Cass Macklin and Ben McGreavy were two peas in a pod from the age of eighteen onward. Though Ben was brilliant (he even placed third on an episode of Jeopardy!) and Cass was devoted, their social drinking soon turned into a major problem for both of them. Ostracized from their families and floating on a raft of monetary loans, they inhabited a world of dive bars, alcohol, and good times. By almost thirty, they were binge drinkers. The end result of all of that partying is Ben’s too-early death at the age of twenty-nine.
Cass finds out she’s pregnant soon afterwards, and becomes determined to raise her child in a sober environment. Going stone-cold sober is going to take a herculean effort from someone who drinks as much as Cass does – she even works at a bar. And so, on the verge of homelessness, she turns to Ben’s brother, major league baseball player Scott McGreavy, for shelter and support to keep herself fed and sane.

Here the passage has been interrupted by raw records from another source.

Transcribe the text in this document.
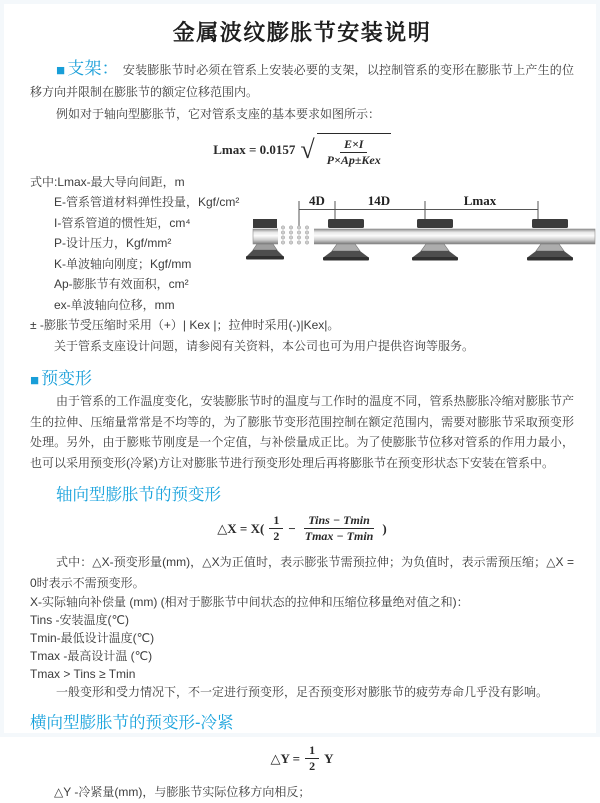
金属波纹膨胀节安装说明

■ 支架： 安装膨胀节时必须在管系上安装必要的支架，以控制管系的变形在膨胀节上产生的位移方向并限制在膨胀节的额定位移范围内。

例如对于轴向型膨胀节，它对管系支座的基本要求如图所示：

Lmax = 0.0157 √ $\frac{E\times I}{\text{P×Ap±Kex}}$
式中:Lmax-最大导向间距，m
E-管系管道材料弹性投量，Kgf/cm²
I-管系管道的惯性矩，cm⁴
P-设计压力，Kgf/mm²
K-单波轴向刚度；Kgf/mm
Ap-膨胀节有效面积，cm²
ex-单波轴向位移，mm
± -膨胀节受压缩时采用（+）| Kex |；拉伸时采用(-)|Kex|。
关于管系支座设计问题，请参阅有关资料，本公司也可为用户提供咨询等服务。
■ 预变形

由于管系的工作温度变化，安装膨胀节时的温度与工作时的温度不同，管系热膨胀冷缩对膨胀节产生的拉伸、压缩量常常是不均等的，为了膨胀节变形范围控制在额定范围内，需要对膨胀节采取预变形处理。另外，由于膨账节刚度是一个定值，与补偿量成正比。为了使膨胀节位移对管系的作用力最小，也可以采用预变形(冷紧)方让对膨胀节进行预变形处理后再将膨胀节在预变形状态下安装在管系中。

轴向型膨胀节的预变形
△X = $X( \frac{1}{2} - \frac{\text{Tins − Tmin}}{Tmax - Tmin}$ )

式中：△X-预变形量(mm)，△X为正值时，表示膨张节需预拉伸；为负值时，表示需预压缩；△X = 0时表示不需预变形。

X-实际轴向补偿量 (mm) (相对于膨胀节中间状态的拉伸和压缩位移量绝对值之和)：
Tins -安装温度(℃)
Tmin-最低设计温度(℃)
Tmax -最高设计温 (℃)
Tmax > Tins ≥ Tmin
一般变形和受力情况下，不一定进行预变形，足否预变形对膨胀节的疲劳寿命几乎没有影响。
横向型膨胀节的预变形-冷紧
△Y = $\frac{1}{2}$ Y

△Y -冷紧量(mm)，与膨胀节实际位移方向相反；

4D	14D	Lmax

Scott and Ben didn’t have great childhoods – their father was physically abusive, their mother emotionally so – which left Scott with anger management issues and turned Ben into a zombie. The last thing now-successful Scott wants to do is mop up the last of Ben’s messes, but he knows Cass, and thinks protecting his future niece or nephew is worth the danger.

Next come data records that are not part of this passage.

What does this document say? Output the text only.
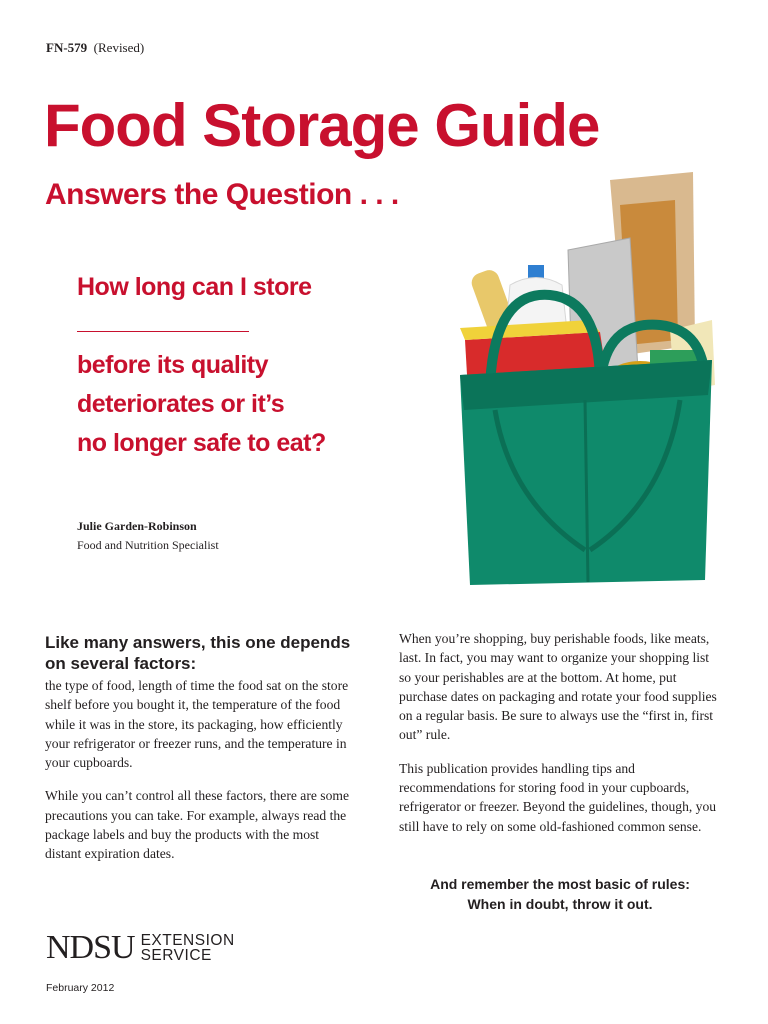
FN-579 (Revised)
Food Storage Guide
Answers the Question . . .
How long can I store
before its quality
deteriorates or it’s
no longer safe to eat?
Julie Garden-Robinson
Food and Nutrition Specialist

Like many answers, this one depends on several factors:

the type of food, length of time the food sat on the store shelf before you bought it, the temperature of the food while it was in the store, its packaging, how efficiently your refrigerator or freezer runs, and the temperature in your cupboards.

While you can’t control all these factors, there are some precautions you can take. For example, always read the package labels and buy the products with the most distant expiration dates.

When you’re shopping, buy perishable foods, like meats, last. In fact, you may want to organize your shopping list so your perishables are at the bottom. At home, put purchase dates on packaging and rotate your food supplies on a regular basis. Be sure to always use the “first in, first out” rule.

This publication provides handling tips and recommendations for storing food in your cupboards, refrigerator or freezer. Beyond the guidelines, though, you still have to rely on some old-fashioned common sense.

And remember the most basic of rules:
When in doubt, throw it out.
NDSU EXTENSION
SERVICE
February 2012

As Scott and Cass get to know each other better and she starts making friends and putting down roots, they must confront their burgeoning romantic attraction to one another. Will Cass be able to adjust to motherhood? And will Scott be able to adjust to the notion of letting someone in?
Catch Us When We Fall is at turns funny, touching and relatable. I loved Cass, the sarcastic, foul-mouthed realist with a vulnerable side that she is. But it’s hard for me not to have issues with the central conceit of the romance here, which is why I can’t give the book a full-on A.

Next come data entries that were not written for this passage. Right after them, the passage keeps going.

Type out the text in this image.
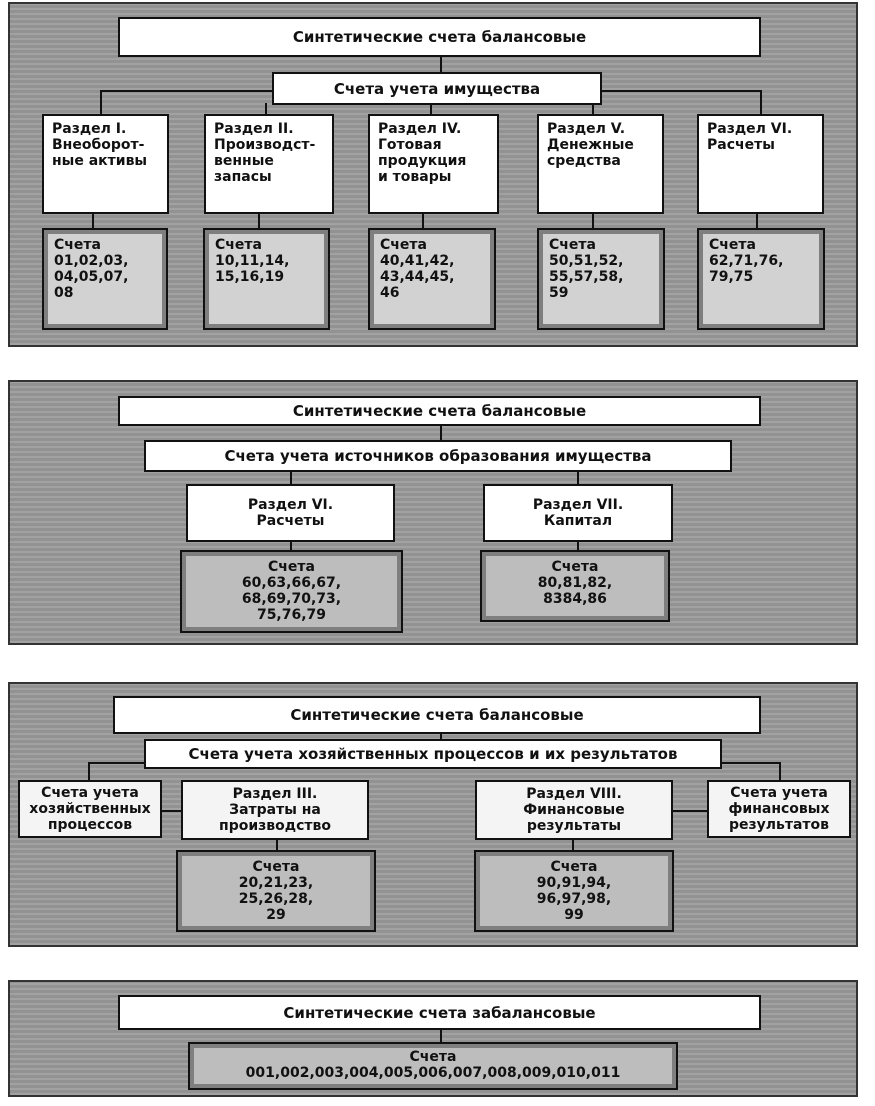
Синтетические счета балансовые
Счета учета имущества
Раздел I.
Внеоборот-
ные активы
Раздел II.
Производст-
венные
запасы
Раздел IV.
Готовая
продукция
и товары
Раздел V.
Денежные
средства
Раздел VI.
Расчеты
Счета
01,02,03,
04,05,07,
08
Счета
10,11,14,
15,16,19
Счета
40,41,42,
43,44,45,
46
Счета
50,51,52,
55,57,58,
59
Счета
62,71,76,
79,75
Синтетические счета балансовые
Счета учета источников образования имущества
Раздел VI.
Расчеты
Раздел VII.
Капитал
Счета
60,63,66,67,
68,69,70,73,
75,76,79
Счета
80,81,82,
8384,86
Синтетические счета балансовые
Счета учета хозяйственных процессов и их результатов
Счета учета
хозяйственных
процессов
Раздел III.
Затраты на
производство
Раздел VIII.
Финансовые
результаты
Счета учета
финансовых
результатов
Счета
20,21,23,
25,26,28,
29
Счета
90,91,94,
96,97,98,
99
Синтетические счета забалансовые
Счета
001,002,003,004,005,006,007,008,009,010,011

And yes, I doubt I’m spoiling anything by revealing that Cass and Scott do have a romantic relationship in this novel, and yes, they sleep together before the baby is born, though they’re not officially a couple in the romantic sense until the child’s a few months old and after several devastating health setbacks. They are friends first, which works well in general.
But some readers will balk at this topic; I admit that I did so myself. If the notion of a woman pregnant with her long-term boyfriend’s baby getting together with his semi-estranged brother feels awkward to you, you will find this a squirmy novel to read. It doesn’t help that Ben feels like an unresolved cipher of a character – we know he’s brilliant, that his addiction was a way to cover his lifelong hurt over the way his crappy parents treated him, that it was deep addiction he bore and he and Cass had formed a folie à deux around it. The reader learns that Cass is devastated by his death, we watch her mourn in real time, mourning which happens throughout the novel. But her quick switch to the healthier option that is Scott feels too abrupt, even as it’s heavily foreshadowed by giving us flashbacks to Cass and Scott’s first meetings.
Cass’ journey isn’t an easy one, and the book is good at portraying it; but her realization that Ben would have prevented her sobriety and the relatively healthy birth of her child doesn’t make her getting together with Scott in under nine months’ time after Ben’s death any less bewildering.
And yet Cass and Scott work as a romantic pairing because their progress from friends to lovers makes sense and is well written. They change but don’t lose themselves in each other’s care, and they are imperfect, abrupt, hasty individuals who still know how to make each other better people. Maybe if they’d gotten together when Cass’ child was older this would have been an A grade read.
All of this especially comes into contrast with the very realistic processing of Cass’ addiction. Fay’s work in this regard is excellent, as it is when it comes to Cass’ unresolved feelings about the loss of her mother.
I also enjoyed the friends Cass picks up during the course of the novel – Laurel, a rich mother of four with a large dog and an uncaring husband, whose neglect has turned her in the direction of alcoholism, and Kate, an alcoholic friend of Cass’ who has an abusive partner.
Catch Us When We Fall grows on the reader as the pages pass by. Bitter and sweet, sour and tender, it’s not afraid to ask some tough questions of its readers, and wins even though some of the answers might not be quite what they want to hear.
Note:: There is a heavy subplot involving domestic violence in this book, along with a sharp exploration of alcoholism.